TAMAT

4 1 0
                                    

Hari yang ditunggu-tunggu tiba. Mereka merencanakan untuk mengadakan pertemuan di aula sekolah, di mana mereka akan mengungkapkan semua bukti yang mereka kumpulkan kepada seluruh siswa dan pihak sekolah. Maru, Diva, dan Fiara merasa campur aduk antara antusiasme dan kecemasan.

“Jika kita melakukan ini, tidak ada jalan kembali,” kata Fiara, berusaha menenangkan diri.

“Ya, tapi kita harus melakukannya. Ini untuk Sandrina dan untuk semua orang yang menderita karena geng ini,” jawab Maru, bertekad.

Ketiganya berdiri di depan aula, menyaksikan siswa-siswa berkumpul. Saat semua orang duduk, Maru menghirup napas dalam-dalam dan mulai berbicara.

“Terima kasih semua telah datang. Kita semua tahu apa yang terjadi di sekolah ini. Kami di sini untuk berbicara tentang kebenaran dan keadilan,” katanya dengan suara tegas.

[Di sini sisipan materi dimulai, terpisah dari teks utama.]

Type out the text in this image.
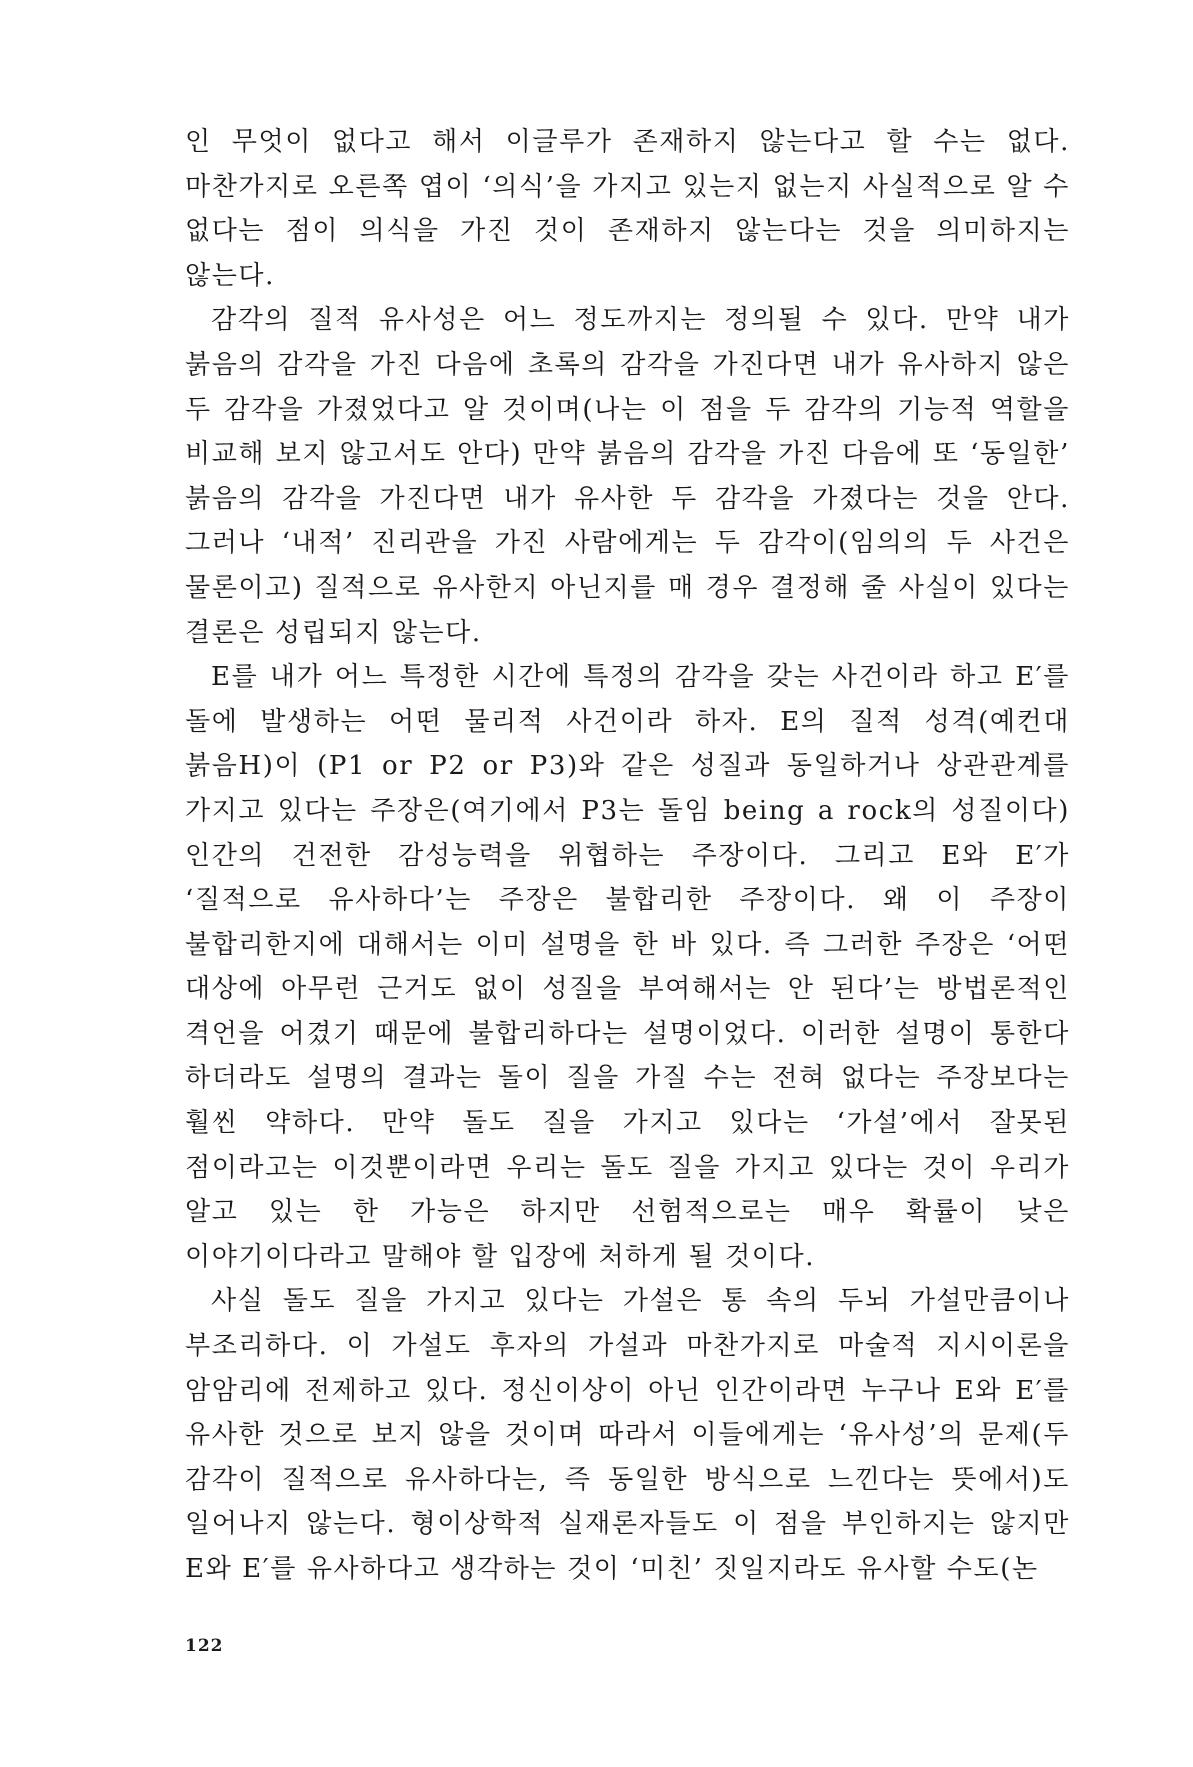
인 무엇이 없다고 해서 이글루가 존재하지 않는다고 할 수는 없다. 마찬가지로 오른쪽 엽이 ‘의식’을 가지고 있는지 없는지 사실적으로 알 수 없다는 점이 의식을 가진 것이 존재하지 않는다는 것을 의미하지는 않는다.

감각의 질적 유사성은 어느 정도까지는 정의될 수 있다. 만약 내가 붉음의 감각을 가진 다음에 초록의 감각을 가진다면 내가 유사하지 않은 두 감각을 가졌었다고 알 것이며(나는 이 점을 두 감각의 기능적 역할을 비교해 보지 않고서도 안다) 만약 붉음의 감각을 가진 다음에 또 ‘동일한’ 붉음의 감각을 가진다면 내가 유사한 두 감각을 가졌다는 것을 안다. 그러나 ‘내적’ 진리관을 가진 사람에게는 두 감각이(임의의 두 사건은 물론이고) 질적으로 유사한지 아닌지를 매 경우 결정해 줄 사실이 있다는 결론은 성립되지 않는다.

E를 내가 어느 특정한 시간에 특정의 감각을 갖는 사건이라 하고 E′를 돌에 발생하는 어떤 물리적 사건이라 하자. E의 질적 성격(예컨대 붉음H)이 (P1 or P2 or P3)와 같은 성질과 동일하거나 상관관계를 가지고 있다는 주장은(여기에서 P3는 돌임 being a rock의 성질이다) 인간의 건전한 감성능력을 위협하는 주장이다. 그리고 E와 E′가 ‘질적으로 유사하다’는 주장은 불합리한 주장이다. 왜 이 주장이 불합리한지에 대해서는 이미 설명을 한 바 있다. 즉 그러한 주장은 ‘어떤 대상에 아무런 근거도 없이 성질을 부여해서는 안 된다’는 방법론적인 격언을 어겼기 때문에 불합리하다는 설명이었다. 이러한 설명이 통한다 하더라도 설명의 결과는 돌이 질을 가질 수는 전혀 없다는 주장보다는 훨씬 약하다. 만약 돌도 질을 가지고 있다는 ‘가설’에서 잘못된 점이라고는 이것뿐이라면 우리는 돌도 질을 가지고 있다는 것이 우리가 알고 있는 한 가능은 하지만 선험적으로는 매우 확률이 낮은 이야기이다라고 말해야 할 입장에 처하게 될 것이다.

사실 돌도 질을 가지고 있다는 가설은 통 속의 두뇌 가설만큼이나 부조리하다. 이 가설도 후자의 가설과 마찬가지로 마술적 지시이론을 암암리에 전제하고 있다. 정신이상이 아닌 인간이라면 누구나 E와 E′를 유사한 것으로 보지 않을 것이며 따라서 이들에게는 ‘유사성’의 문제(두 감각이 질적으로 유사하다는, 즉 동일한 방식으로 느낀다는 뜻에서)도 일어나지 않는다. 형이상학적 실재론자들도 이 점을 부인하지는 않지만 E와 E′를 유사하다고 생각하는 것이 ‘미친’ 짓일지라도 유사할 수도(논

122
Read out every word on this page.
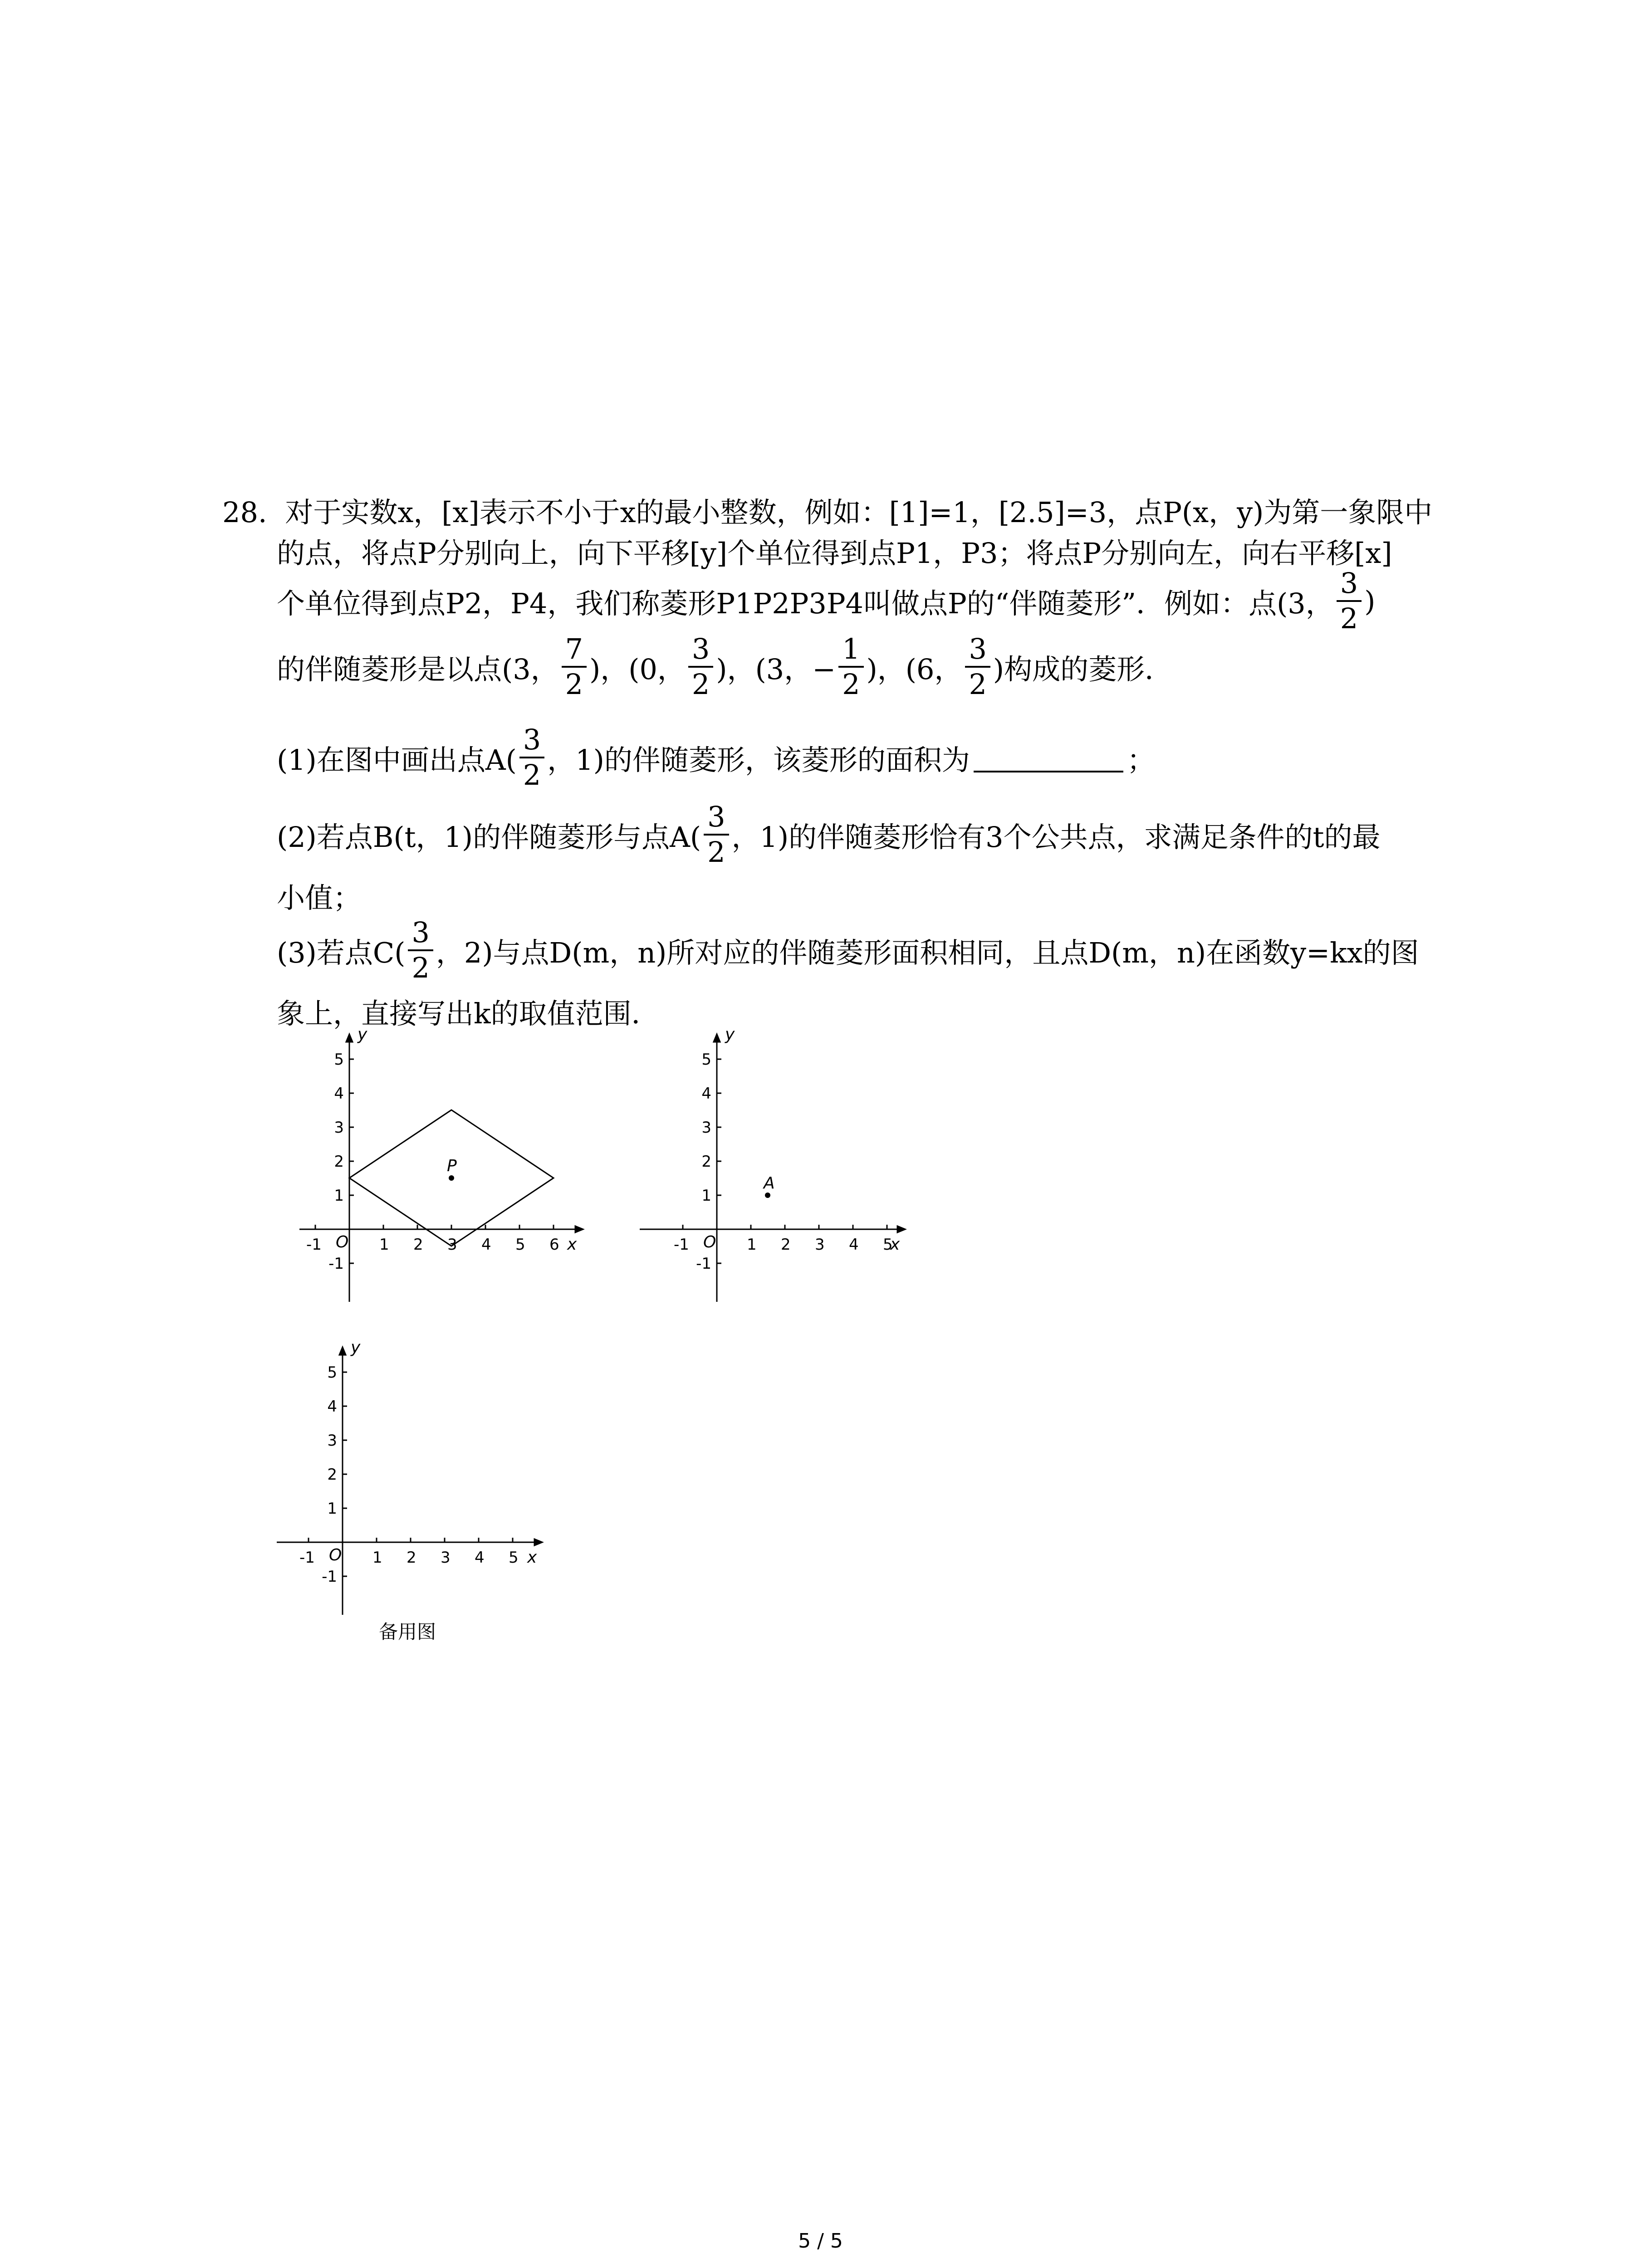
28. 对于实数x，[x]表示不小于x的最小整数，例如：[1]=1，[2.5]=3，点P(x，y)为第一象限中
的点，将点P分别向上，向下平移[y]个单位得到点P1，P3；将点P分别向左，向右平移[x]
个单位得到点P2，P4，我们称菱形P1P2P3P4叫做点P的“伴随菱形”．例如：点(3， $\frac{3}{2}$ )
的伴随菱形是以点(3， $\frac{7}{2}$ )，(0， $\frac{3}{2}$ )，(3，− $\frac{1}{2}$ )，(6， $\frac{3}{2}$ )构成的菱形．
(1)在图中画出点$A( \frac{3}{2}$ ，1)的伴随菱形，该菱形的面积为	；
(2)若点B(t，1)的伴随菱形与点$A( \frac{3}{2}$ ，1)的伴随菱形恰有3个公共点，求满足条件的t的最
小值；
(3)若点$C( \frac{3}{2}$ ，2)与点D(m，n)所对应的伴随菱形面积相同，且点D(m，n)在函数y=kx的图
象上，直接写出k的取值范围．
P
y
x
O
-1	1 2 3 4 5 6
5
4
3
2
1
-1
A
y
x
O
-1	1 2 3 4 5
5
4
3
2
1
-1
y
x
O
-1	1 2 3 4 5
5
4
3
2
1
-1
备用图
5 / 5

Diva kemudian maju dan mulai menunjukkan bukti yang telah mereka kumpulkan, termasuk rekaman video dan kesaksian dari siswa-siswa yang berani berbicara. Suasana di aula menjadi tegang saat mereka mengungkapkan kebobrokan yang terjadi di tangan Zavier dan gengnya.

“Zavier telah menggunakan kekuatannya untuk menindas kami. Tapi kami tidak akan lagi tinggal diam!” lanjut Diva.

Saat mereka menjelaskan bukti-bukti tersebut, suasana mulai berubah. Banyak siswa yang terdorong untuk berbicara, menceritakan pengalaman mereka dan menyatakan dukungan untuk mengakhiri tindakan Zavier.

Di sudut aula, Zavier dan anggota gengnya mendengarkan dengan marah. Zavier berdiri dan mencoba membela diri. “Kalian semua hanya mendengar satu sisi cerita! Aku tidak melakukan apa pun yang salah!”

Namun, teriakan dari siswa-siswa lain semakin keras. “Kami tidak mau hidup dalam ketakutan lagi!”

Dengan dorongan keberanian yang baru, Maru berani menyuruh Zavier untuk menghadapi semua tuduhan di hadapan seluruh siswa dan staf. “Kami tidak takut padamu, Zavier! Kamu harus bertanggung jawab atas tindakanmu!”

Zavier terlihat semakin marah, dan dalam satu momen, dia mencoba menyerang Maru. Tapi, sebelum dia bisa bergerak, Raihan, yang sudah menunggu, maju dan berdiri di depan Maru. “Kau tidak akan mengancam kami lagi, Zavier. Ini sudah cukup!”

Keberanian Raihan memicu sorakan dari siswa-siswa lain, yang kini bersatu melawan Zavier dan gengnya. Dalam kebingungan dan kemarahan, Zavier dan anggota gengnya mundur, menyadari bahwa mereka telah kehilangan kekuasaan yang pernah mereka miliki.

*****

Setelah pertemuan itu, pihak sekolah mulai mengambil tindakan. Mereka memanggil pihak berwajib untuk menyelidiki semua laporan dan bukti yang telah disampaikan oleh Maru dan kelompoknya. Zavier dan beberapa anggota gengnya dihadapkan pada konsekuensi hukum, dan kekuasaan mereka di sekolah pun runtuh.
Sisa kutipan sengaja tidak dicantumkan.